Another method to decide the number of clusters to use is silhouette analysis. The silhouette method measures the separation distance between the different clusters. More specifically, it measures the distance of each point in one cluster to points in the neighboring clusters. This allows us to visually assess the number of clusters. The silhouette coefficients have a range of [-1, 1]. The value of silhouette coefficients is as follows,

+1 indicates that the observation is far away from the neighboring clusters.
0 indicates that the observation is near the decision boundary of two neighboring clusters.
-1 indicates that the observation is assigned to the wrong cluster.

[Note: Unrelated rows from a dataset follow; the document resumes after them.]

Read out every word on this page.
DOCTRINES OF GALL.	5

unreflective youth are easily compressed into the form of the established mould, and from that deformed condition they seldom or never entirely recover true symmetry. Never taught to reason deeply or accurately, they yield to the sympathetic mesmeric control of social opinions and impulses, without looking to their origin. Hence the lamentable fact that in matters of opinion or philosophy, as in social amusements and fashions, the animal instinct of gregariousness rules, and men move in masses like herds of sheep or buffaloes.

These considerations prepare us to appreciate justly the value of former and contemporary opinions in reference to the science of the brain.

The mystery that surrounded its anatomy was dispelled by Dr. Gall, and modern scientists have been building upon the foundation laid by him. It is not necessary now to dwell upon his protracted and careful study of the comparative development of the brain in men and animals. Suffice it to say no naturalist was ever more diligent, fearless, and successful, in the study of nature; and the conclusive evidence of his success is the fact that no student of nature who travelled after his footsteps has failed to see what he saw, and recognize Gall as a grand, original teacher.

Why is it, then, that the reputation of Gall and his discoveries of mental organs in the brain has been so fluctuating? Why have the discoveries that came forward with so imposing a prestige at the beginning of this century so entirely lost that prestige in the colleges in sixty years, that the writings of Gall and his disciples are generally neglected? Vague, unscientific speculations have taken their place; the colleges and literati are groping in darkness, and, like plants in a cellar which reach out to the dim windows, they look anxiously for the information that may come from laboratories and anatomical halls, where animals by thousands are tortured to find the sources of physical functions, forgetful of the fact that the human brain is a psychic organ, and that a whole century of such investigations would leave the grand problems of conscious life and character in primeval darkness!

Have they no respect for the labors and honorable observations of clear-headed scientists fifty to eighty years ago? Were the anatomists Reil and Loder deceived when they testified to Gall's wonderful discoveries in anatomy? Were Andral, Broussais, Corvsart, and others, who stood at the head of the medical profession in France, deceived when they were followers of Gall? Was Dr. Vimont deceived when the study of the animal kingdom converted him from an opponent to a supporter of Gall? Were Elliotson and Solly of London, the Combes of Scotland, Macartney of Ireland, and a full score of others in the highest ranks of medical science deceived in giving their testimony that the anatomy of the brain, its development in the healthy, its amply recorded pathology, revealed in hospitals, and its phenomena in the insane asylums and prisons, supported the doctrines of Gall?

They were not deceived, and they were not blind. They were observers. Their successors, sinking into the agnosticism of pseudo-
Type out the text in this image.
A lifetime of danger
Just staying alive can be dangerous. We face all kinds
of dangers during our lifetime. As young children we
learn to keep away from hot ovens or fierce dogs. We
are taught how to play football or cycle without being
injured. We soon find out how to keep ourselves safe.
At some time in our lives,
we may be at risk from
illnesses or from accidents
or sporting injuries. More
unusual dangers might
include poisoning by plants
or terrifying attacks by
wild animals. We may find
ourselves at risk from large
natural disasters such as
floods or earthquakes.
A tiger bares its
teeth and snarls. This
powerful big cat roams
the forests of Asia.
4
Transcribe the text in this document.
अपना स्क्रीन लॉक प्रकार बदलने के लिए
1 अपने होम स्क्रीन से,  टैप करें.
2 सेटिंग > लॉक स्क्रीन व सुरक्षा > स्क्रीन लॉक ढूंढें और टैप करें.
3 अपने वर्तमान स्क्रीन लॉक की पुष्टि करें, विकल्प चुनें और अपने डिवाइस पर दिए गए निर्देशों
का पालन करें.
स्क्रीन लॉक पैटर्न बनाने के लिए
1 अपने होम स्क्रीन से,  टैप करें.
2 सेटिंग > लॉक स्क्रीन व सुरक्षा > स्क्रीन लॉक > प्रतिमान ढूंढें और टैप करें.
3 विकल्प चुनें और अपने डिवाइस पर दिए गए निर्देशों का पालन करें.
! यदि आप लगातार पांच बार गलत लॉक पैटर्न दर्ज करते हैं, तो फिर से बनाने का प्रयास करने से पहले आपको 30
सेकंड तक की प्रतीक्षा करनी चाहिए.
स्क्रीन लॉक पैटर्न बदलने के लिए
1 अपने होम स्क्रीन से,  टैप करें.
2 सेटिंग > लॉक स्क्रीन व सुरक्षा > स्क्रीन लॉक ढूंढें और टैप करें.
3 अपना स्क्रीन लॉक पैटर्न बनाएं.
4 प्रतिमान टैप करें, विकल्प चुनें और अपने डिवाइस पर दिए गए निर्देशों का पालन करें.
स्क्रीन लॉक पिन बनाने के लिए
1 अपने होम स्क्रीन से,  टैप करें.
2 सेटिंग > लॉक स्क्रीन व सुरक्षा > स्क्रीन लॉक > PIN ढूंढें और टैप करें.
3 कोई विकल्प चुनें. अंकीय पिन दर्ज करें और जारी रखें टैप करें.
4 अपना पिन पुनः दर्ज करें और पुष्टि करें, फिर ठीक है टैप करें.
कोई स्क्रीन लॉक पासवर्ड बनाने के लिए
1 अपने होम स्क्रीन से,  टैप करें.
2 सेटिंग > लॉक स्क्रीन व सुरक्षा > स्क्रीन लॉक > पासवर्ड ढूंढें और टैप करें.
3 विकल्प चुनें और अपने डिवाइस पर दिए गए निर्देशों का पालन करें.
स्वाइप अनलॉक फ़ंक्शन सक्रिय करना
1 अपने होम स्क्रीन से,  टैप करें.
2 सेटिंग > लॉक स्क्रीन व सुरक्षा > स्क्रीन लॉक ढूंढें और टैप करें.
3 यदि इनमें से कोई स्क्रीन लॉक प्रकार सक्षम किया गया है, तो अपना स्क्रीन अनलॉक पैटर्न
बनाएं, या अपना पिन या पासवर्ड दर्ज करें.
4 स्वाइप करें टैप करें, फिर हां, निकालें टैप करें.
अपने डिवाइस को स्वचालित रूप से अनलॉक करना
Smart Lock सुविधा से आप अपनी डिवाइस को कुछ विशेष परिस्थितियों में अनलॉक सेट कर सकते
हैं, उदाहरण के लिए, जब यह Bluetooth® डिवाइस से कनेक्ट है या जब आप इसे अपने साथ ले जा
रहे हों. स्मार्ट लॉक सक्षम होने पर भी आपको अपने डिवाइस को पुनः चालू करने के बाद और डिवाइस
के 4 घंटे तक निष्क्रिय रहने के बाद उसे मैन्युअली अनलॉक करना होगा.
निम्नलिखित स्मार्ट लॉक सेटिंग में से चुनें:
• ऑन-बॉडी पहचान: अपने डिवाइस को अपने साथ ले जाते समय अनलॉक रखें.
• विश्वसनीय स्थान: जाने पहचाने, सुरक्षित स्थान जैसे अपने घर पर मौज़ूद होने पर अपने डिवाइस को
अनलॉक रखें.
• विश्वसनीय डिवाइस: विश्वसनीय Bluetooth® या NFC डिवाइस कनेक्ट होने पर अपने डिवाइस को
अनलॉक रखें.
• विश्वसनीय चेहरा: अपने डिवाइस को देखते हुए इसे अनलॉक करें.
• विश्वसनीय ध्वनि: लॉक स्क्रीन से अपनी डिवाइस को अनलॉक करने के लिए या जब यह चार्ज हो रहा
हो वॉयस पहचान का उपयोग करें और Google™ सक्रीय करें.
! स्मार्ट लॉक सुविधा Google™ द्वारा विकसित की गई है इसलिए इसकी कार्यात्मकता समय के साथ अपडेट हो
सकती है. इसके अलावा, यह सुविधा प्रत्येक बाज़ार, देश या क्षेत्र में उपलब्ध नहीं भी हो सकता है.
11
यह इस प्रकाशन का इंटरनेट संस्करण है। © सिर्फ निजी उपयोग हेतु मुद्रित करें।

The results of the silhouette analysis show that the optimal value for the number of clusters is 3. The silhouette coefficient is the closest to +1 when the number of clusters is equal to 3.

Clusters

To visualize our data and potential clusters, we choose two variables, danceability and energy, and train our k-means model. The results are shown in figure 4. Notice the five clusters, their centroids, and apparent Voronoi cell structure, which is again indicative of continous data. In order to understand what these clusters represent, we generate a word cloud of all track names in each cluster.

png

Word Cloud

By analyzing the artists in each cluster, we can deduce the genre of the playlists. Cluster 0 contains Luke Bryan, Florida Georgia Line, and other names of country artists. We also see Panic by the Disco, Red Hot Chilli Peppers, and other names of alternative rock artists. Cluster 1 is composed of playlists that contain music created by Frank Sinatra and Michael Bublé, artists known for their jazz/swing music. Cluster 2 shows male rap music. Cluster 3 shows playlists with music from Justin Beiber, John Mayer, Ed Sheeran, and other pop artists.

png